20. Here again, it seems that the designers at Lucasfilm were in the forefront. Ron Gilbert (1989) counseled game designers to avoid situations in which a player must “die in order to learn what not to do next time.” In a presentation at SIGGRAPH 1990, LucasArts Entertainment’s research director Doug Crockford showed a re-edited version of Star Wars in which Luke Skywalker was killed in his first battle with Darth Vader. The story was over inside of 30 seconds.
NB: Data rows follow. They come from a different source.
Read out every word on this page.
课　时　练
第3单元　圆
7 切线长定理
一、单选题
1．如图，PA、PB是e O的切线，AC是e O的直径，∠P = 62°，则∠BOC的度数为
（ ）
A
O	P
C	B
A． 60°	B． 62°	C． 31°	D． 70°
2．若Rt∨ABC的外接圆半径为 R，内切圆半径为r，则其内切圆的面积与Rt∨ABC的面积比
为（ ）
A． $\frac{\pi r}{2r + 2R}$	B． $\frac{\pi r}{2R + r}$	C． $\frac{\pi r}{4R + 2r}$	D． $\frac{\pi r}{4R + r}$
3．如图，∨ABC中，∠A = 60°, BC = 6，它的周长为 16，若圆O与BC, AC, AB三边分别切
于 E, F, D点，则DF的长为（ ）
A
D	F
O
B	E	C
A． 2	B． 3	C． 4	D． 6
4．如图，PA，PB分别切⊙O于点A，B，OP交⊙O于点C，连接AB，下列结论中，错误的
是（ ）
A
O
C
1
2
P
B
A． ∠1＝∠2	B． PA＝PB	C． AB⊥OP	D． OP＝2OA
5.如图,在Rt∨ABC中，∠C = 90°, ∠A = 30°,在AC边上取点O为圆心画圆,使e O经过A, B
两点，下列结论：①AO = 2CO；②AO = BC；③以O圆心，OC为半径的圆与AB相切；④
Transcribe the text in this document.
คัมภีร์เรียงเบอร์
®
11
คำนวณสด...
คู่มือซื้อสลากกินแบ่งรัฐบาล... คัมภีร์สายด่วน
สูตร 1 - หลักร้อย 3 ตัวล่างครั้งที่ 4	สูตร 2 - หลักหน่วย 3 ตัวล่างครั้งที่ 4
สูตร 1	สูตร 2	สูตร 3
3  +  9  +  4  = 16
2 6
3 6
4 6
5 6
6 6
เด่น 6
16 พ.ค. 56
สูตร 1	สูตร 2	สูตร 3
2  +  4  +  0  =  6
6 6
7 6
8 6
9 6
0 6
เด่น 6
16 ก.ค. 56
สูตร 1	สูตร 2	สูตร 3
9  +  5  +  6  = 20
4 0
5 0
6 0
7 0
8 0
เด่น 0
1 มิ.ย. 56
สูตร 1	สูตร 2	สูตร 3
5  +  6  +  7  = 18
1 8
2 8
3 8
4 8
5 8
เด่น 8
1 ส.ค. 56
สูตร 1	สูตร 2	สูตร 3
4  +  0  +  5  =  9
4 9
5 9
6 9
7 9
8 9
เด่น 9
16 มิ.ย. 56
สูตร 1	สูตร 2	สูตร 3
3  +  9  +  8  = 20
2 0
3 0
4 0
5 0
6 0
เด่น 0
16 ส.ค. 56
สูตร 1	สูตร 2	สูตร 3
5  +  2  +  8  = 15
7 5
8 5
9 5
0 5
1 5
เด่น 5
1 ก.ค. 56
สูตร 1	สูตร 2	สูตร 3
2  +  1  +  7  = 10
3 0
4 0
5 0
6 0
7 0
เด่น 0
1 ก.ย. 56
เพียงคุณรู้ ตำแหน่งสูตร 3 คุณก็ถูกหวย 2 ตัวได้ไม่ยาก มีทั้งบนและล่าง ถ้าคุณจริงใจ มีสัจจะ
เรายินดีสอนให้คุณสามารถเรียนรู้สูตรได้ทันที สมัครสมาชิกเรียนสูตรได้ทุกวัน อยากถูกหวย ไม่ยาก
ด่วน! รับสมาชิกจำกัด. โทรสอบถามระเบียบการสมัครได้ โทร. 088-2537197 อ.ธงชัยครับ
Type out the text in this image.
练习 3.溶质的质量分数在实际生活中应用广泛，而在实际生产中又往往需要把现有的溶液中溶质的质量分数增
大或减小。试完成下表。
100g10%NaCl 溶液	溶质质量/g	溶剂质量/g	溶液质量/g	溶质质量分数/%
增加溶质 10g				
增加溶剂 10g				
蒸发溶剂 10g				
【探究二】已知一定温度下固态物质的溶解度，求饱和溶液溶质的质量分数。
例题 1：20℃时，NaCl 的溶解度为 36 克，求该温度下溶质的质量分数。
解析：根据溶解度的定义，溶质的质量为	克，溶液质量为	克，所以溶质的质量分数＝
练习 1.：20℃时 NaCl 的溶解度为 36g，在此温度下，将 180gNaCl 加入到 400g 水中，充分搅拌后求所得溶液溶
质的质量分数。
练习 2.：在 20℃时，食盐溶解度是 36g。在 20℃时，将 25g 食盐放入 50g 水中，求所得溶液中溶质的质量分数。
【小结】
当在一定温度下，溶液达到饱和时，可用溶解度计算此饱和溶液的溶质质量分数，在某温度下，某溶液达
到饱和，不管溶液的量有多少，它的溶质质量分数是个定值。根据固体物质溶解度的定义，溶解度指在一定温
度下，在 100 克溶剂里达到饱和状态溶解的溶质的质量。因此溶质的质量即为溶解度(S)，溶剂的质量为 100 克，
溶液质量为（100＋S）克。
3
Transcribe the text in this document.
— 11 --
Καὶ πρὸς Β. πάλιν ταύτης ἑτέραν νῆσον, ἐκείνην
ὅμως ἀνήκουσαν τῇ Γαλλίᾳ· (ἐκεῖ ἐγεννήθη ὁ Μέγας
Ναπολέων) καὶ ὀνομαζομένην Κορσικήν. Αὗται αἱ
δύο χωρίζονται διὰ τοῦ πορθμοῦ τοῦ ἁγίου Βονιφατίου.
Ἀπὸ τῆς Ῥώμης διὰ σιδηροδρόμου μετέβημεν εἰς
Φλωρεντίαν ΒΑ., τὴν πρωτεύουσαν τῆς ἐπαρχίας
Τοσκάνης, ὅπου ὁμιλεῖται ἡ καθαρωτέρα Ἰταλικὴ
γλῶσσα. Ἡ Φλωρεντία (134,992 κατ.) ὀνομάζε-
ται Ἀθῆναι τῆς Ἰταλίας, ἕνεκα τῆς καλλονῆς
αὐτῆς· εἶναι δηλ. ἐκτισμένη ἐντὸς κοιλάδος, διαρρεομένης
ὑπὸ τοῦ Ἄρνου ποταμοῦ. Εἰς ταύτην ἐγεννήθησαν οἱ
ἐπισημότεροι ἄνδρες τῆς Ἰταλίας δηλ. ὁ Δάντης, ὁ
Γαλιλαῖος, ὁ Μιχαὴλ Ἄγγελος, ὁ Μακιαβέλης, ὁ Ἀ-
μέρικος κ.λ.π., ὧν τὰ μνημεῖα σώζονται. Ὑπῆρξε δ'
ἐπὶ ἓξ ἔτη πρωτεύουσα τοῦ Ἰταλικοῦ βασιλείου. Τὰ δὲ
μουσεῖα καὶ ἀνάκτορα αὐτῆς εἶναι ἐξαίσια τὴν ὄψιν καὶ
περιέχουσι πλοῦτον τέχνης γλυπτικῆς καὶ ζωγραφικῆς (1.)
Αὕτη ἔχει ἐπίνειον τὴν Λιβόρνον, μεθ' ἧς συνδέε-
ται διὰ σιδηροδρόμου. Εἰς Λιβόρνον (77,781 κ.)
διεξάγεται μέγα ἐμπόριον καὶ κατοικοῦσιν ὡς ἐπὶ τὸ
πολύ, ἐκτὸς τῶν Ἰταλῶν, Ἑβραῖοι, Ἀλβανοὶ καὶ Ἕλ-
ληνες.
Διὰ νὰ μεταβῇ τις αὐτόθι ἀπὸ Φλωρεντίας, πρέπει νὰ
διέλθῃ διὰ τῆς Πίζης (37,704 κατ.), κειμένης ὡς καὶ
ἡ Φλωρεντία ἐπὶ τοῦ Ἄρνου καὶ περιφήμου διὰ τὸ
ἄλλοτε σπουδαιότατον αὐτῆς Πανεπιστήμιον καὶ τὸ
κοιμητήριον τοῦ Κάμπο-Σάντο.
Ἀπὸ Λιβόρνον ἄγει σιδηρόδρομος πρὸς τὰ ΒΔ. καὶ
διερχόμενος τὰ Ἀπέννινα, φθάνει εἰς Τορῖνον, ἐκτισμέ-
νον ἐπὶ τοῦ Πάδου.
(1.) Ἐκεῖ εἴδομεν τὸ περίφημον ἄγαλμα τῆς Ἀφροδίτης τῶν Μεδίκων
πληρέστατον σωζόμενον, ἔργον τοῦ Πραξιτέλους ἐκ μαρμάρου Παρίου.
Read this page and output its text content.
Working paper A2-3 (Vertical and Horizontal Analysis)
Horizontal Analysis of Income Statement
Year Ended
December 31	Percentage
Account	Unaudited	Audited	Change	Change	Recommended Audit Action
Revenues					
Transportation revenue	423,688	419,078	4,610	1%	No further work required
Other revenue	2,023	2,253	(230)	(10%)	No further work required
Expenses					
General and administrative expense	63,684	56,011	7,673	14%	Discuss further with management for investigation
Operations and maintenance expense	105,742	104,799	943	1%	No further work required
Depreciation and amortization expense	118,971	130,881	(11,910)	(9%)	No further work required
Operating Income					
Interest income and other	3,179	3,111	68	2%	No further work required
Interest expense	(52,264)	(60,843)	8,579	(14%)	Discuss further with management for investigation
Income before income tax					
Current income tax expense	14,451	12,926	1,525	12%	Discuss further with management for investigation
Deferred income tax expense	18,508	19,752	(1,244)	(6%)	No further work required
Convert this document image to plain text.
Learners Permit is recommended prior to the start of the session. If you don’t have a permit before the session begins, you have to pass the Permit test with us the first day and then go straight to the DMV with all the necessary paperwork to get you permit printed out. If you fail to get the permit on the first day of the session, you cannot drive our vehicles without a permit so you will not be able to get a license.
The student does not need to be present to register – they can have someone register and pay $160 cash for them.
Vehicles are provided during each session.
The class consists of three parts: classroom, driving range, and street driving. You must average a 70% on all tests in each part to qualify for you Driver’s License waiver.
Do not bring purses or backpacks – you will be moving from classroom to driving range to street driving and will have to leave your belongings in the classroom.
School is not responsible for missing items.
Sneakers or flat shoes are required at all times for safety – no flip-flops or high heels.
In this chapter we have analyzed various ways in which dramatic ideas and techniques can be employed to influence the way human-computer activities feel to people who take part in them. Hopefully, it has illustrated some of the benefits of a dramatic approach in terms of engagement and emotion. The chapter has emphasized the need to delineate and represent human-computer activities as organic wholes with dramatic structural characteristics. It has also suggested means whereby people experience agency and involvement naturally and effortlessly. The next chapter explores structural techniques more deeply, returning to Aristotle’s six elements, and suggesting principles and rules of thumb for designing each of them in the computer domain.